External Assessment and Security Ratings

ThreatNG transforms the raw infection data into prioritized, business-relevant risk scores.

• Data Leak Susceptibility: This rating immediately increases when infection-related artifacts, such as stolen credentials or sensitive files, are found. The platform uses this to prioritize the exposure, focusing on data that gives attackers a network foothold, which is a common outcome of an infection on an "Infected Employee Owned Device Internal Network Connected."

• Cyber Risk Exposure: This score helps quantify the overall systemic risk associated with the exposed assets. Suppose the exposed credential from an infection is found to grant access to a system with known vulnerabilities. In that case, the Cyber Risk Exposure rating for that specific attack path will increase, emphasizing the urgency to act.

Investigation Modules and Reporting

ThreatNG's tools allow security teams to quickly move from an external alert to a precise, internal response.

• Reconnaissance Hub: This unified interface enables analysts to fuse intelligence. For example, suppose Compromised Credentials intelligence points to a specific employee email address. In that case, the analyst can use the Reconnaissance Hub to pivot to Advanced Search and filter for the employee’s full footprint. This can confirm the infection’s outcome, such as the use of the corporate identity in a third-party context ("Infected Employee Owned Device 3rd Party Business Use Of Corporate Identity").

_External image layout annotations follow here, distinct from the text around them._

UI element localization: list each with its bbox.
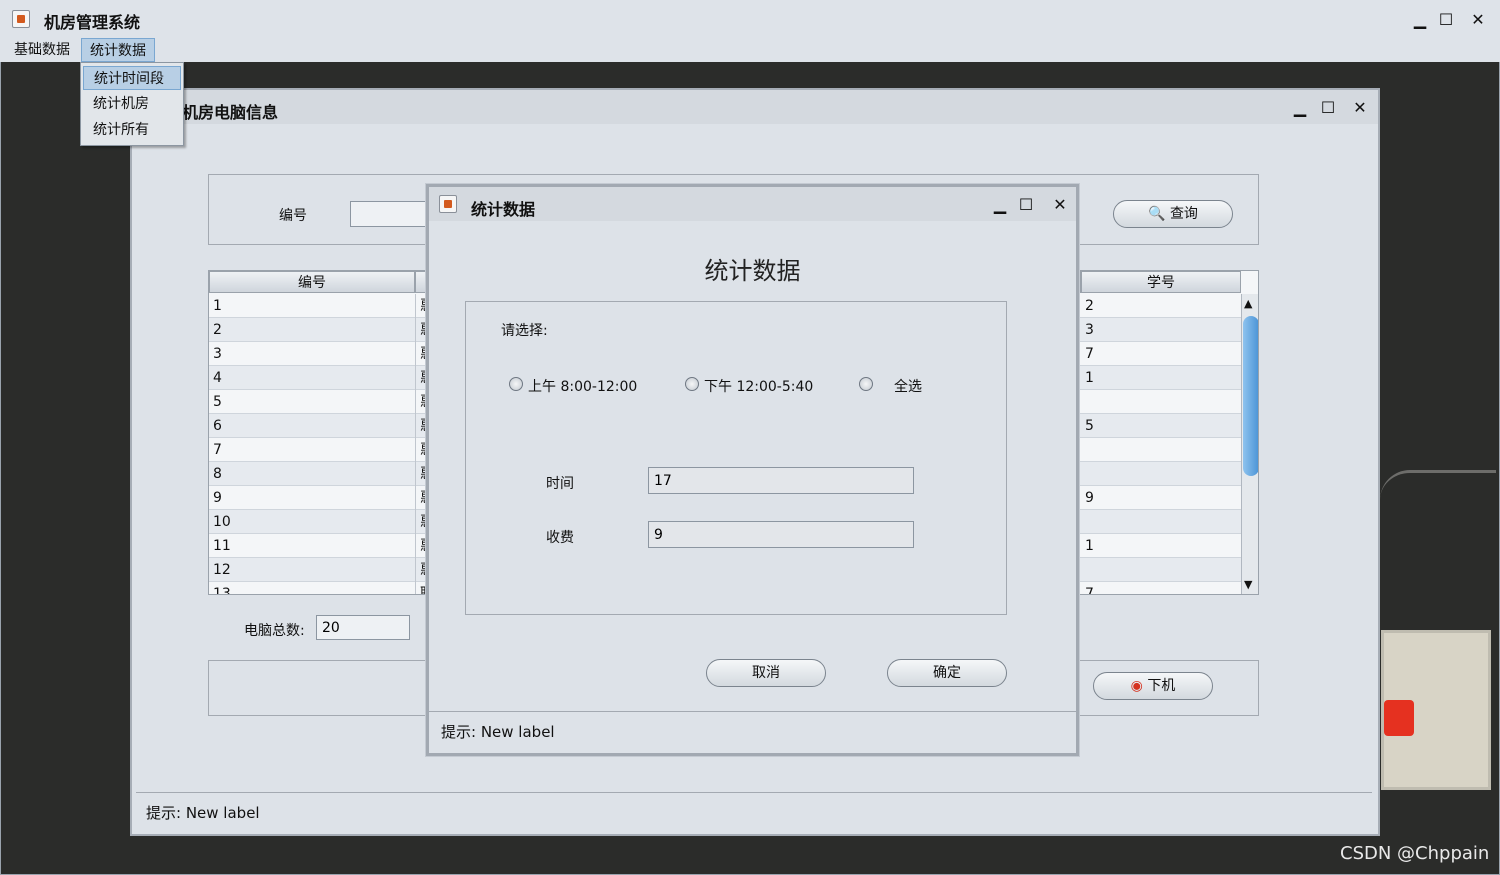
menu-item-time-period[interactable]: 统计时间段 — [83, 66, 181, 90]
table-cell[interactable]: 2 — [1081, 294, 1241, 318]
table-cell[interactable]: 3 — [1081, 318, 1241, 342]
power-icon: ◉ — [1130, 678, 1143, 694]
time-label: 时间 — [546, 476, 574, 492]
table-cell[interactable] — [1081, 462, 1241, 486]
maximize-icon[interactable]: ☐ — [1316, 96, 1340, 120]
radio-morning[interactable] — [509, 377, 523, 391]
radio-select-all[interactable] — [859, 377, 873, 391]
table-cell[interactable]: 2 — [209, 318, 415, 342]
total-computers-label: 电脑总数: — [244, 623, 305, 639]
table-cell[interactable]: 1 — [209, 294, 415, 318]
column-header-student-id[interactable]: 学号 — [1081, 271, 1241, 293]
ok-button[interactable]: 确定 — [887, 659, 1007, 687]
selection-panel: 请选择: 上午 8:00-12:00 下午 12:00-5:40 全选 时间 收… — [465, 301, 1007, 615]
scroll-up-icon[interactable]: ▲ — [1244, 297, 1252, 310]
vertical-scrollbar[interactable]: ▲ ▼ — [1241, 294, 1258, 594]
table-cell[interactable]: 11 — [209, 534, 415, 558]
java-app-icon — [439, 195, 457, 213]
logoff-button[interactable]: ◉ 下机 — [1093, 672, 1213, 700]
table-cell[interactable]: 7 — [1081, 342, 1241, 366]
table-cell[interactable] — [1081, 438, 1241, 462]
app-title: 机房管理系统 — [44, 13, 141, 32]
radio-morning-label[interactable]: 上午 8:00-12:00 — [528, 376, 637, 396]
dialog-titlebar[interactable]: 统计数据 ▁ ☐ ✕ — [429, 187, 1076, 221]
table-cell[interactable]: 13 — [209, 582, 415, 594]
minimize-icon[interactable]: ▁ — [1288, 96, 1312, 120]
select-prompt: 请选择: — [501, 323, 548, 339]
table-cell[interactable] — [1081, 558, 1241, 582]
minimize-icon[interactable]: ▁ — [1408, 8, 1432, 32]
close-icon[interactable]: ✕ — [1048, 193, 1072, 217]
cancel-button[interactable]: 取消 — [706, 659, 826, 687]
menu-basic-data[interactable]: 基础数据 — [6, 38, 78, 62]
menu-item-room[interactable]: 统计机房 — [83, 92, 181, 116]
background-decoration — [1384, 700, 1414, 736]
table-cell[interactable] — [1081, 510, 1241, 534]
table-cell[interactable]: 3 — [209, 342, 415, 366]
frame-title: 机房电脑信息 — [182, 103, 279, 122]
table-cell[interactable]: 12 — [209, 558, 415, 582]
column-header-id[interactable]: 编号 — [209, 271, 415, 293]
radio-afternoon-label[interactable]: 下午 12:00-5:40 — [704, 376, 813, 396]
radio-select-all-label[interactable]: 全选 — [894, 376, 922, 396]
table-cell[interactable]: 5 — [1081, 414, 1241, 438]
table-cell[interactable]: 1 — [1081, 366, 1241, 390]
total-computers-field[interactable] — [316, 615, 410, 640]
table-cell[interactable]: 9 — [1081, 486, 1241, 510]
background-decoration — [1380, 470, 1496, 620]
table-cell[interactable]: 1 — [1081, 534, 1241, 558]
table-cell[interactable]: 6 — [209, 414, 415, 438]
table-cell[interactable]: 8 — [209, 462, 415, 486]
statistics-dialog: 统计数据 ▁ ☐ ✕ 统计数据 请选择: 上午 8:00-12:00 下午 12… — [426, 184, 1079, 756]
table-cell[interactable]: 7 — [1081, 582, 1241, 594]
minimize-icon[interactable]: ▁ — [988, 193, 1012, 217]
close-icon[interactable]: ✕ — [1466, 8, 1490, 32]
maximize-icon[interactable]: ☐ — [1014, 193, 1038, 217]
table-cell[interactable]: 4 — [209, 366, 415, 390]
table-column: 23715917 — [1081, 294, 1241, 594]
table-column: 1 2 3 4 5 6 7 8 9 10 11 12 13 — [209, 294, 415, 594]
table-cell[interactable]: 9 — [209, 486, 415, 510]
table-cell[interactable]: 10 — [209, 510, 415, 534]
fee-label: 收费 — [546, 530, 574, 546]
scrollbar-thumb[interactable] — [1243, 316, 1258, 476]
status-label: 提示: New label — [136, 792, 1372, 832]
statistics-popup-menu: 统计时间段 统计机房 统计所有 — [80, 62, 184, 146]
dialog-status-label: 提示: New label — [429, 711, 1076, 751]
dialog-heading: 统计数据 — [704, 257, 801, 285]
table-cell[interactable] — [1081, 390, 1241, 414]
table-cell[interactable]: 5 — [209, 390, 415, 414]
frame-titlebar[interactable]: 机房电脑信息 ▁ ☐ ✕ — [132, 90, 1378, 124]
close-icon[interactable]: ✕ — [1348, 96, 1372, 120]
maximize-icon[interactable]: ☐ — [1434, 8, 1458, 32]
scroll-down-icon[interactable]: ▼ — [1244, 578, 1252, 591]
menu-bar: 基础数据 统计数据 — [0, 38, 1500, 62]
search-icon: 🔍 — [1148, 206, 1166, 222]
radio-afternoon[interactable] — [685, 377, 699, 391]
table-cell[interactable]: 7 — [209, 438, 415, 462]
watermark: CSDN @Chppain — [1340, 843, 1490, 864]
menu-item-all[interactable]: 统计所有 — [83, 118, 181, 142]
menu-statistics[interactable]: 统计数据 — [81, 38, 155, 62]
id-label: 编号 — [279, 208, 307, 224]
app-titlebar[interactable]: 机房管理系统 ▁ ☐ ✕ — [0, 0, 1500, 38]
query-button[interactable]: 🔍 查询 — [1113, 200, 1233, 228]
java-app-icon — [12, 10, 30, 28]
time-field[interactable] — [648, 467, 914, 494]
fee-field[interactable] — [648, 521, 914, 548]
dialog-title: 统计数据 — [471, 200, 536, 219]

• Advanced Search: This tool facilitates the detailed investigation of exposed data. An analyst uses it to filter credential dumps, specifically looking for those containing system-level usernames or access tokens that would only be present due to an infection on a high-privilege device.

This process enables transparent Reporting to management, allowing them to understand the risk of infection in terms of exploitable credentials rather than just a few infected devices.

Cooperation with Complementary Solutions

ThreatNG's highly validated infection exposure data is crucial for strengthening internal security tools by providing verified external context.

When ThreatNG's Compromised Credentials repository detects credentials likely resulting from an infection, this information can be integrated with an organization’s Endpoint Detection and Response (EDR) solution. The EDR solution, upon receiving the specific compromised username and device name, can immediately execute an automated workflow to isolate the associated endpoint and begin forensics to eliminate the malware, thus neutralizing the infection on the "Infected Corporate Owned Device" before it can spread.

Furthermore, suppose ThreatNG identifies a user whose corporate identity has been compromised by an infection (e.g., their email is exposed in a data breach). In that case, this intelligence can be fed to a Security Orchestration, Automation, and Response (SOAR) platform. The SOAR platform can automatically initiate a remediation playbook that includes forcing the affected user to re-enroll in multi-factor authentication (MFA), effectively cutting off the attacker’s access path and containing the threat.